# Weighted sample of ~k elements from array in O(n) time?

I have an array $$a$$ with $$n$$ elements, all of which have an associated weight. For example:

$$a = \{ (A,2), (B,5), (C,9), ..., (Z,1) \}$$, such that element $$A$$ has weight $$w_A=2$$, element $$B$$ has weight $$w_B=5$$ and so on. The array is not necessarily sorted.

Now, I would like to obtain a sample from this array where each element is selected without repetition and the probability is proportional to the weight of the element.
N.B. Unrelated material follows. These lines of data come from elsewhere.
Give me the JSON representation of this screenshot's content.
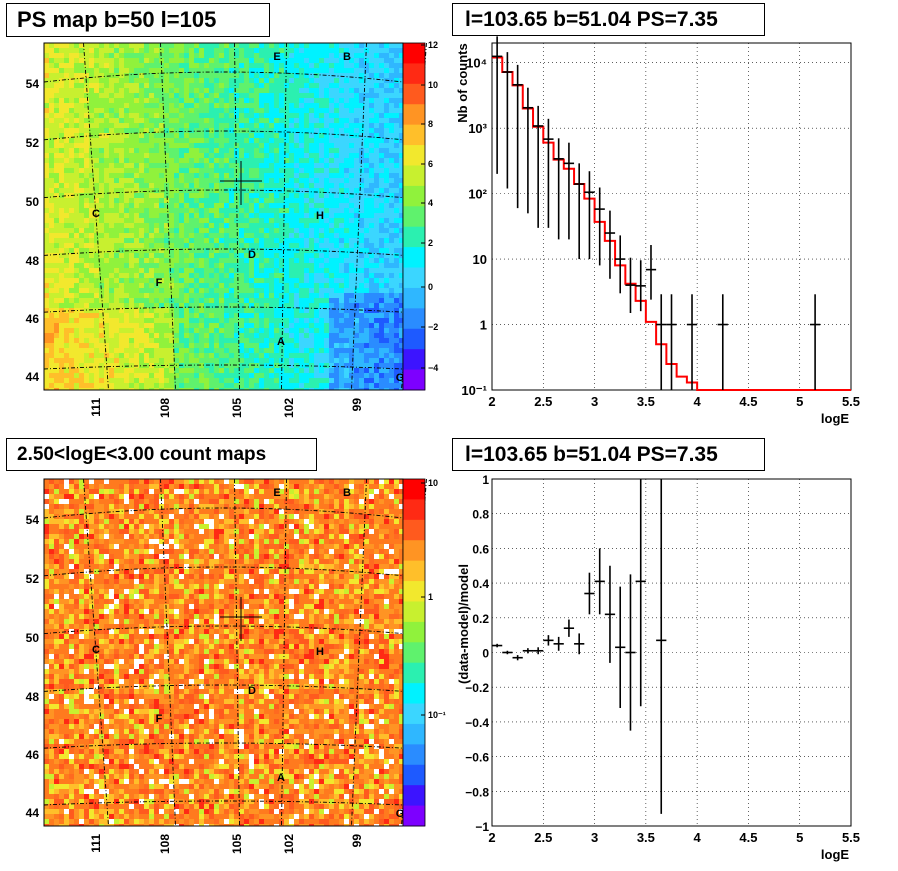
{
  "panels": {
    "top_left_title": "PS map b=50 l=105",
    "top_right_title": "l=103.65 b=51.04 PS=7.35",
    "bottom_left_title": "2.50<logE<3.00 count maps",
    "bottom_right_title": "l=103.65 b=51.04 PS=7.35"
  },
  "maps": {
    "lat_labels": [
      "54",
      "52",
      "50",
      "48",
      "46",
      "44"
    ],
    "lon_labels": [
      "111",
      "108",
      "105",
      "102",
      "99"
    ],
    "point_labels": [
      "E",
      "B",
      "C",
      "H",
      "D",
      "F",
      "A",
      "G"
    ],
    "ps_colorbar_labels": [
      "12",
      "10",
      "8",
      "6",
      "4",
      "2",
      "0",
      "−2",
      "−4"
    ],
    "count_colorbar_labels": [
      "10",
      "1",
      "10⁻¹"
    ],
    "ps_colors": [
      "#7d00ff",
      "#3c14ff",
      "#1e5aff",
      "#2a8cff",
      "#2fb7ff",
      "#3bd6ff",
      "#00f2ff",
      "#2bf0b0",
      "#5ff26d",
      "#90f23c",
      "#c8f02f",
      "#f2e82d",
      "#ffbf2a",
      "#ff9423",
      "#ff5a1e",
      "#ff2a14",
      "#ff0000"
    ]
  },
  "chart_data": [
    {
      "type": "line",
      "title": "l=103.65 b=51.04 PS=7.35",
      "xlabel": "logE",
      "ylabel": "Nb of counts",
      "xlim": [
        2,
        5.5
      ],
      "ylim": [
        0.1,
        20000
      ],
      "yscale": "log",
      "grid": true,
      "xticks": [
        "2",
        "2.5",
        "3",
        "3.5",
        "4",
        "4.5",
        "5",
        "5.5"
      ],
      "yticks": [
        "10⁻¹",
        "1",
        "10",
        "10²",
        "10³",
        "10⁴"
      ],
      "series": [
        {
          "kind": "model_step",
          "color": "#ff0000",
          "bin_edges": [
            2.0,
            2.1,
            2.2,
            2.3,
            2.4,
            2.5,
            2.6,
            2.7,
            2.8,
            2.9,
            3.0,
            3.1,
            3.2,
            3.3,
            3.4,
            3.5,
            3.6,
            3.7,
            3.8,
            3.9,
            4.0,
            5.5
          ],
          "values": [
            12000,
            7200,
            4500,
            2000,
            1050,
            600,
            330,
            240,
            140,
            84,
            37,
            19,
            8,
            4.2,
            2.3,
            1.1,
            0.5,
            0.25,
            0.16,
            0.13,
            0.1
          ]
        },
        {
          "kind": "data_points",
          "color": "#000000",
          "x": [
            2.05,
            2.15,
            2.25,
            2.35,
            2.45,
            2.55,
            2.65,
            2.75,
            2.85,
            2.95,
            3.05,
            3.15,
            3.25,
            3.35,
            3.45,
            3.55,
            3.65,
            3.75,
            3.95,
            4.25,
            5.15
          ],
          "y": [
            12500,
            7200,
            4600,
            2050,
            1080,
            680,
            340,
            290,
            140,
            105,
            58,
            25,
            10,
            4,
            3.9,
            6.9,
            1,
            1,
            1,
            1,
            1
          ],
          "yerr_low": [
            12300,
            7080,
            4540,
            2000,
            1050,
            650,
            320,
            270,
            130,
            95,
            50,
            20,
            7,
            2.5,
            2.3,
            4.5,
            0.9,
            0.9,
            0.9,
            0.9,
            0.9
          ],
          "yerr_high": [
            12700,
            7320,
            4660,
            2100,
            1110,
            710,
            360,
            310,
            150,
            115,
            66,
            30,
            13,
            6.5,
            5.7,
            9.5,
            1.9,
            1.9,
            1.9,
            1.9,
            1.9
          ],
          "xerr": 0.05
        }
      ]
    },
    {
      "type": "scatter",
      "title": "l=103.65 b=51.04 PS=7.35",
      "xlabel": "logE",
      "ylabel": "(data-model)/model",
      "xlim": [
        2,
        5.5
      ],
      "ylim": [
        -1,
        1
      ],
      "grid": true,
      "xticks": [
        "2",
        "2.5",
        "3",
        "3.5",
        "4",
        "4.5",
        "5",
        "5.5"
      ],
      "yticks": [
        "−1",
        "−0.8",
        "−0.6",
        "−0.4",
        "−0.2",
        "0",
        "0.2",
        "0.4",
        "0.6",
        "0.8",
        "1"
      ],
      "series": [
        {
          "kind": "residuals",
          "color": "#000000",
          "x": [
            2.05,
            2.15,
            2.25,
            2.35,
            2.45,
            2.55,
            2.65,
            2.75,
            2.85,
            2.95,
            3.05,
            3.15,
            3.25,
            3.35,
            3.45,
            3.65
          ],
          "y": [
            0.04,
            0.0,
            -0.03,
            0.01,
            0.01,
            0.07,
            0.05,
            0.14,
            0.05,
            0.34,
            0.41,
            0.22,
            0.03,
            0.0,
            0.41,
            0.07
          ],
          "yerr": [
            0.01,
            0.01,
            0.015,
            0.015,
            0.02,
            0.03,
            0.04,
            0.05,
            0.06,
            0.12,
            0.19,
            0.28,
            0.35,
            0.45,
            0.72,
            1.0
          ],
          "xerr": 0.05
        }
      ]
    }
  ]
}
My goal is to sample approximately $$k < n$$ elements. I am emphasizing approximately because it does not have to be exactly $$k$$ but something close to $$k$$ is good enough. More precisely, I don't care if there is a deviation in the size of the final sample of $$\pm \delta$$ so long as $$\delta$$ is not too large in comparison to $$k$$ or $$n$$.

I know how to do the sampling in time $$O(n + k \log n)$$ by computing the cumulative weight $$W$$, then generating a random value in $$[0,W]$$ followed by a binary search to check which element this corresponds to.

However, my goal here is to understand whether it is possible to make a sampling in $$O(n)$$ by defining a probability $$p_i$$ for each element in such a way that I can decide independently for each element whether it should belong to the sample. Meanwhile, in the end I would still have a sample with approximately the size $$k$$ that I am looking for. If this is possible, then I could make a single pass in array $$a$$ after defining the probability $$p_i$$ accordingly which would require the procedure to define $$p_i$$'s to be $$O(n)$$ too, of course.

In summary, my question is: is there a way of defining these probabilities $$p_i$$ to achieve my goal? Or am I looking for an impossible solution here?

• Can we assume that the elements are distinct?
– D.W.
Jun 18, 2022 at 22:43
• Why do you think that the method you proposed is correct? How does it ensure the "without repetition" part of the problem?
– D.W.
Jun 20, 2022 at 0:06
• Apparently as interpreted by me, if "each element is selected without repetition", then it cannot be true "the probability is proportional to the weight of the element". Jun 23, 2022 at 21:39
• If $k$ does not depend on $n$, $O(n+k\log n)$ is $O(n)$, so why worry ?
– user16034
Jul 19, 2022 at 9:50

A solution should be like:

Assign the probability $$p_i$$ to the element $$i$$ equal to the normalized weight, $$\dfrac{w_i}{w}$$. Then perform $$n$$ systematic drawings that accept the element $$i$$ with probability $$p_i=kw_i$$, in turn. Then the expectation of the number of elements drawn is $$k$$ and the distribution is honored.

But this fails whenever $$w_i>\dfrac1k$$, which is no surprise because the elements may not be repeated, which limits their probability of appearance.

Yes, assuming we can assume that all elements are distinct. Here is one approach. Let $$x_1,\dots,x_n$$ denote the elements and $$w_i$$ the weight associated to $$x_i$$. Consider the following algorithm:

• For $$i:=1,2,\dots,n$$:
• Let $$p_i=w_i/(w_i+w_{i+1}+\dots+w_n)$$.
• Draw $$m_i$$ from a Binomial($$k$$, $$p_i$$) distribution.
• Output $$m_i$$ copies of $$x_i$$.
• Set $$k := k - m_i$$.

This outputs the right distribution.

What is its running time? Well, you can compute the $$p_i$$'s in linear time, with a single backward scan. Also, you can sample a value $$m$$ from a Binomial($$k$$, $$p$$) distribution in $$O(m)$$ time. (Draw a uniform random number $$q \in [0,1]$$, then compute the tail sums of the Binomial, namely $$\Pr[m\ge j]$$ for $$j:=0,1,2,\dots$$, until you find the first tail sum that is $$\ge q$$. It takes a little bit of care to compute the tails sums, but you can do them in $$O(1)$$ time per tail sum.) Also, we have $$m_1+\dots+m_n=k=O(n)$$, so it follows that the total running time of this algorithm is $$O(n)$$.

I don't know whether this will be faster in practice. The constant factors might well dominate the difference between $$O(1)$$ vs $$O(\log n)$$.

• All elements in the input array are distinct. However, the ~k elements in the sample should also be distinct. The third step says "output m_i copies of x_i" which would violate this characteristic, right? Or did I misunderstood your approach? And oh my, this got a lot more "complex" then I expected. You are right that it may not pay off in the end. Jun 19, 2022 at 1:32
• @Maltus, sorry, I missed the "without repetition" part. Can you edit the question to clarify that all elements are distinct?
– D.W.
Jun 20, 2022 at 0:06